Tilda clapped her palms together, and her eyes shone. To herself she said: "Kiddin' of me, that's what they are. Want to get me out of the way while they shift the beddin'. Lemme get back my clothes, that's all, an' I'll teach him about pinin' for liberty."
"But," said the doctor severely, lifting a finger, "you're to keep to the pavement mind--just outside, where it's nice and shady. Only so far as the next turning and back; no crossing anywhere or getting in the way of traffic, and only for half an hour. The chimes from St. Barnabas will tell you, if you can't read the clock."
She had learnt to read the time before she was five years old, and had a mind to tell him, but checked herself and merely nodded her head.

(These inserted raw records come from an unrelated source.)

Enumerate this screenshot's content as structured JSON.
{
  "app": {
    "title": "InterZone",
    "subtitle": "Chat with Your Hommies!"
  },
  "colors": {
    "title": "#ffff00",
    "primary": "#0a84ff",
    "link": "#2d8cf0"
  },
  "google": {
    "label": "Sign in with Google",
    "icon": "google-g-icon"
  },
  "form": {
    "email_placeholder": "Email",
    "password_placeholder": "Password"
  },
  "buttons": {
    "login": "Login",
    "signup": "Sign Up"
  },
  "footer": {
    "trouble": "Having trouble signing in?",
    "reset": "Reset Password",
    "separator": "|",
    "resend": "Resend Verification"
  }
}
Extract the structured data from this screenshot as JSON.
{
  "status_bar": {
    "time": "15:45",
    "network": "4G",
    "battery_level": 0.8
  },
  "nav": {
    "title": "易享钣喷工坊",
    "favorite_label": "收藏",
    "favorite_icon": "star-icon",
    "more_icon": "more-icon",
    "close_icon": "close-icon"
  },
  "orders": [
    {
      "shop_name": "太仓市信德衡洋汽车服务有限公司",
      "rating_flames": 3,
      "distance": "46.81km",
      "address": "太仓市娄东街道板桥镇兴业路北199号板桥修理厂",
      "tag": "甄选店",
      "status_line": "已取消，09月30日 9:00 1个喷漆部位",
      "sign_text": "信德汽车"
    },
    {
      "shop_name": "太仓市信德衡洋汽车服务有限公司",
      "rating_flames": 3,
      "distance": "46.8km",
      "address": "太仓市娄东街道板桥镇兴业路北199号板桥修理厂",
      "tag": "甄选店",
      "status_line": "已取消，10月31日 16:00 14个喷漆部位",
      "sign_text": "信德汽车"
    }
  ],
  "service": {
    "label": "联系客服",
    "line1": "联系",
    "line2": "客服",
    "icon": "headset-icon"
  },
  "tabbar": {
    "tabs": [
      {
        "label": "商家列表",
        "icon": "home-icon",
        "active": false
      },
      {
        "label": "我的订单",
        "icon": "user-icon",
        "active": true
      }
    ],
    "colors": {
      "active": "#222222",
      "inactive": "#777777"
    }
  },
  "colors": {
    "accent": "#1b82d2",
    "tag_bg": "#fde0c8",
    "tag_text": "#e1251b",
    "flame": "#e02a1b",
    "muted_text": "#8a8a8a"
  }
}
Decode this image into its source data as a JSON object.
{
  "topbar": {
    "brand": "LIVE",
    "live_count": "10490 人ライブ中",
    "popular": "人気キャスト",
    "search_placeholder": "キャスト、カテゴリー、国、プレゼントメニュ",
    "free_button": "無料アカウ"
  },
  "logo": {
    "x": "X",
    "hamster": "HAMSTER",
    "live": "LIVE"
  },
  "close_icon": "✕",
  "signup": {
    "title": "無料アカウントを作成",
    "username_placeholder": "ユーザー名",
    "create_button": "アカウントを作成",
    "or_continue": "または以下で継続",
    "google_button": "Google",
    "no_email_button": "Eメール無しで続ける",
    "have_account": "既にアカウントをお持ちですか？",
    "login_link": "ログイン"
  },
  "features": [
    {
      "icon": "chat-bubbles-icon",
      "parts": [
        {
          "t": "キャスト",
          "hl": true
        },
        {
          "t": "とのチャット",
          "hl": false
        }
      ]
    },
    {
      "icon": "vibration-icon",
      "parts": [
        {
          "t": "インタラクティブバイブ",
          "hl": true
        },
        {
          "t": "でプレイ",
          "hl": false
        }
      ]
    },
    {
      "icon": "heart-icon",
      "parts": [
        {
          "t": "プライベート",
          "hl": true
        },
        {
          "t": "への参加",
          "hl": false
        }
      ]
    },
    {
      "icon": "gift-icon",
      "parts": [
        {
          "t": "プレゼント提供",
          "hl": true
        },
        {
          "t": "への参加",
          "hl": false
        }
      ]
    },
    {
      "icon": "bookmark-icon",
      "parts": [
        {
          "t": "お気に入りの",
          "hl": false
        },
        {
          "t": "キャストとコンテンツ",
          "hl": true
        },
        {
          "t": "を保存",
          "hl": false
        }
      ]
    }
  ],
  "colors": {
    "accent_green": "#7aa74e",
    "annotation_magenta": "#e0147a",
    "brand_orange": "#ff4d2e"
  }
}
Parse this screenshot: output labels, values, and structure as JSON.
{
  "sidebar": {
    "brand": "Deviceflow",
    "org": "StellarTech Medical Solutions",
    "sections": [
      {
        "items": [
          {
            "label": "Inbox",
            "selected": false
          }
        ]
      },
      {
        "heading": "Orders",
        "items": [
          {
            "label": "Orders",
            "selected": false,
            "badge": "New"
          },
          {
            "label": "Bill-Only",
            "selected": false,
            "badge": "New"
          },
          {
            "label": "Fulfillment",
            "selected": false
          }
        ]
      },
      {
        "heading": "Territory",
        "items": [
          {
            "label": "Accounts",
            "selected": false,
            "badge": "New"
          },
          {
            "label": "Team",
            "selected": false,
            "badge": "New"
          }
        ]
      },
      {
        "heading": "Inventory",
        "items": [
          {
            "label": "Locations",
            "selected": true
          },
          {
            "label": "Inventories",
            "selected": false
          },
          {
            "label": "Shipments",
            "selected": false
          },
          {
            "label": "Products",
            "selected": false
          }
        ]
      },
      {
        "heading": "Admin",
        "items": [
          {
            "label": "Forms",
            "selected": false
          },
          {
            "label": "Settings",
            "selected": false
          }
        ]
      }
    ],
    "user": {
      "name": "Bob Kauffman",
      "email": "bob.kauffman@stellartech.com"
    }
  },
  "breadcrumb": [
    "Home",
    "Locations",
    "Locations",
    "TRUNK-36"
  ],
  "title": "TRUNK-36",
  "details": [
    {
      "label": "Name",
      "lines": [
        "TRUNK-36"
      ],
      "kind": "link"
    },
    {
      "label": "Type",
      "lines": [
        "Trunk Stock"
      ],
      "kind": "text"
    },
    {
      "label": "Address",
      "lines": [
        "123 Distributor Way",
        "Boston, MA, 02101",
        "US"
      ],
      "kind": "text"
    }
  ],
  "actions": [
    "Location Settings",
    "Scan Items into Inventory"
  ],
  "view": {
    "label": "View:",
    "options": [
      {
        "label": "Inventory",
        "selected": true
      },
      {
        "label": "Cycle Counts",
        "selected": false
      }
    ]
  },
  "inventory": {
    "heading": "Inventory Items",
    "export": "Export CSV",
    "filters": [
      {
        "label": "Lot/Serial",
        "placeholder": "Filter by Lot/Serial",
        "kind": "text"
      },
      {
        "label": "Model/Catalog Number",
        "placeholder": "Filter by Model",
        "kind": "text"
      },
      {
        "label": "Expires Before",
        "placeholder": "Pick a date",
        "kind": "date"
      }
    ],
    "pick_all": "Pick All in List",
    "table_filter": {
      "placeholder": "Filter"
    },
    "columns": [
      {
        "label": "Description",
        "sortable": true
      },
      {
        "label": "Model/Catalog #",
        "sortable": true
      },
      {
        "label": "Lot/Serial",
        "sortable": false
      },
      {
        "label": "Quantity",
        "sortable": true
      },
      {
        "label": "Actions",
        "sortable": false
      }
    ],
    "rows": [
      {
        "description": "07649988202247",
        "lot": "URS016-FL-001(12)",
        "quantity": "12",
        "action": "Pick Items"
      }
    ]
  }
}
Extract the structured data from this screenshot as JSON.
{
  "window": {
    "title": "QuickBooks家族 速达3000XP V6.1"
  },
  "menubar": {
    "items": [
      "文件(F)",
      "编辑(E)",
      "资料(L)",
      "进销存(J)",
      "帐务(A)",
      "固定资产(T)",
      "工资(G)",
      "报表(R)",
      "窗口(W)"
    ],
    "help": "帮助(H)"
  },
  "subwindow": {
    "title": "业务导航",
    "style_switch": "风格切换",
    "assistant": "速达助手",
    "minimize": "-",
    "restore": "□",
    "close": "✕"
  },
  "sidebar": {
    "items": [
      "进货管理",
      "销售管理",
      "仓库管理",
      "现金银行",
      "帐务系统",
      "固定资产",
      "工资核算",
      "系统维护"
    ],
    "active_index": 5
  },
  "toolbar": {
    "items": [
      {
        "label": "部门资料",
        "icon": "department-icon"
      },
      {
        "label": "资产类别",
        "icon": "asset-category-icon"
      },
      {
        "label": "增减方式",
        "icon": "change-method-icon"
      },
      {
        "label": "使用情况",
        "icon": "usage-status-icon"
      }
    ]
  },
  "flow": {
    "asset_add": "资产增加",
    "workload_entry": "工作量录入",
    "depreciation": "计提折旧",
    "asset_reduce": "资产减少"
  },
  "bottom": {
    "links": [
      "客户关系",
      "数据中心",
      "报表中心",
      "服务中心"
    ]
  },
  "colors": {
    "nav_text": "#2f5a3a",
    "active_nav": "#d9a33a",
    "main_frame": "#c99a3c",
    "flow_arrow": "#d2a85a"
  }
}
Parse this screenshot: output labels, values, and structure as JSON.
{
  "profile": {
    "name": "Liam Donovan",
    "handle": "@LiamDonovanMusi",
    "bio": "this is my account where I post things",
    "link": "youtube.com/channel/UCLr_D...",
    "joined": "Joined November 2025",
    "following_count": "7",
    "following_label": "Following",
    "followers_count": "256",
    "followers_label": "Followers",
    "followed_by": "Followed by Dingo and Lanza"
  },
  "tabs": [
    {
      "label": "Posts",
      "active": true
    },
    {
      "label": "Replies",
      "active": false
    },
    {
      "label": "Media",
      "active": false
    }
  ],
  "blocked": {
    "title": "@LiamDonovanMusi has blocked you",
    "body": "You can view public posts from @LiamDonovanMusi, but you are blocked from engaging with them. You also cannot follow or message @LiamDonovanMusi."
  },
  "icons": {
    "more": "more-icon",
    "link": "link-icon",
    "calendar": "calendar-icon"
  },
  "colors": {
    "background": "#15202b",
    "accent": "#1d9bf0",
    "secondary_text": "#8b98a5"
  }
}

"Half an hour, and the pavement only. Is that understood?"
It annoyed her--when, an hour later, she began to dress for the adventure--to find herself weaker than she had at all supposed. Although she forbore to mention it to the Second Nurse, there was an irresponsible funny feeling in her legs. They seemed to belong to her but by fits and starts. But the clothes were hers: the merino skirt a deal too short for her--she had grown almost an inch in her bed-lying-- the chip hat, more badly crushed than ever, a scandal of a hat, but still hers. The dear, dear clothes! She held them in both hands and nuzzled into them, inhaling her lost self in the new-old scent of liberty.
When at length her hat was donned, the notion took her to stand by the sick woman's bed to show herself.
Consciousness had drained away deep into the sick woman's eyes. It wavered there darkly, submerged, half-suspended, as you may see the weed waver in a dim seapool. Did a bubble, a gleam, float up from the depths? At any rate, the child nodded bravely.
"Goin' to fetch 'im, don't you fret!"